3. Waiting to Exhale
Pfizer (PFE Quote) finally stopped huffing and puffing about inhalable insulin drug Exubera. Six years after it began touting the supposedly revolutionary needle-free technology, Pfizer on Thursday took a $2.8 billion charge to discontinue the drug. "Despite our best efforts," CEO Jeffrey Kindler said Thursday in a press release Thursday, "Exubera has failed to gain the acceptance of patients and physicians." That's an understatement. Pfizer paid Sanofi-Aventis (SNY Quote) $1.3 billion last year for full worldwide rights. Pfizer, which developed Exubera along with Nektar (NKTR Quote), projected the drug would generate well over $1 billion in peak-year annual sales. But Exubera never gained wide use. It posted a paltry $5 million in sales last year and similarly wan figures in the first three quarters of 2007. Part of the problem was the design of the pump that delivers insulin to users' lungs. One blogger deridied the pump as "an aesthetic nightmare, in the age of cool gadgetry." Others took to referring to Exubera as the billion-dollar bong. Yet Pfizer spent more than a year ignoring the drug's obvious failure.
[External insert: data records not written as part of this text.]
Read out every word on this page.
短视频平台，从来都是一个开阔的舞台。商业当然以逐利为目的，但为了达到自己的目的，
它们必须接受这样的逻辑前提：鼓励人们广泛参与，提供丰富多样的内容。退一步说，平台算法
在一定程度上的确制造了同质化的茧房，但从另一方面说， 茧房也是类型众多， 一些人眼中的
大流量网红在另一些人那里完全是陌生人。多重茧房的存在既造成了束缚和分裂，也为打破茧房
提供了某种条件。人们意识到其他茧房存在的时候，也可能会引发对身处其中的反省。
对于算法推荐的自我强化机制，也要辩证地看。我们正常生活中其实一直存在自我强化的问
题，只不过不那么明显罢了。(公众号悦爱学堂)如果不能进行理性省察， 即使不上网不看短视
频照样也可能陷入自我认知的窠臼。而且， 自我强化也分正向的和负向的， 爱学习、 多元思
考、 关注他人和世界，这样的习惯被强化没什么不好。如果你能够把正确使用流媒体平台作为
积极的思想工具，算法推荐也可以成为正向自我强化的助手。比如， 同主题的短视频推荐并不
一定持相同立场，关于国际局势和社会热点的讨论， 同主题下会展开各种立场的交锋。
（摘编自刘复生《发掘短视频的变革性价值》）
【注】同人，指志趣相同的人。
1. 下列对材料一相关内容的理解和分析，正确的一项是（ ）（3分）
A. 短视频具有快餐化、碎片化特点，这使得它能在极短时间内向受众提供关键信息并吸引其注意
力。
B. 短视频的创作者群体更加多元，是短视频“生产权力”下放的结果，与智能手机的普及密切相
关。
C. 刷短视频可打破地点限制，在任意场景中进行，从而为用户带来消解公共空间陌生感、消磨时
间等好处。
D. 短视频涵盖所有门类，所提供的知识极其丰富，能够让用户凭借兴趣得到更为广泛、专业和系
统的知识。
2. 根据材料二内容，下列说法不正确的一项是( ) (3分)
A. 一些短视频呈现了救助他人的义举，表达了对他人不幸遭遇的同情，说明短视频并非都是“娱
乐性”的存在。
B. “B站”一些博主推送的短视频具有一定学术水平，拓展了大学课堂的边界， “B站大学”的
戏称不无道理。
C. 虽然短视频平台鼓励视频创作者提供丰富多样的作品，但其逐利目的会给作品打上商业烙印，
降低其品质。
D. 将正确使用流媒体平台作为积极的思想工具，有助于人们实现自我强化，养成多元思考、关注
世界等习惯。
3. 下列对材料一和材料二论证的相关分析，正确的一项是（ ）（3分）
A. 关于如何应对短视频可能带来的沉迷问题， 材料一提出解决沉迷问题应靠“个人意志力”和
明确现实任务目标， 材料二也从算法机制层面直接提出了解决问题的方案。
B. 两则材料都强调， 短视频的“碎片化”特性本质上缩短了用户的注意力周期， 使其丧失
Execs promised in January that Pfizer's advertising staff would hit consumers in the second half of this year with a "full-court press" that would boost sales. "We still believe in the potential for this innovative medicine," Kindler said on a conference call in April, "and we're taking significant steps to make it successful." Success for Exubera? Don't hold your breath.
Dumb-o-Meter score: 88. Kindler called Exubera "a product for which we initially had high expectations."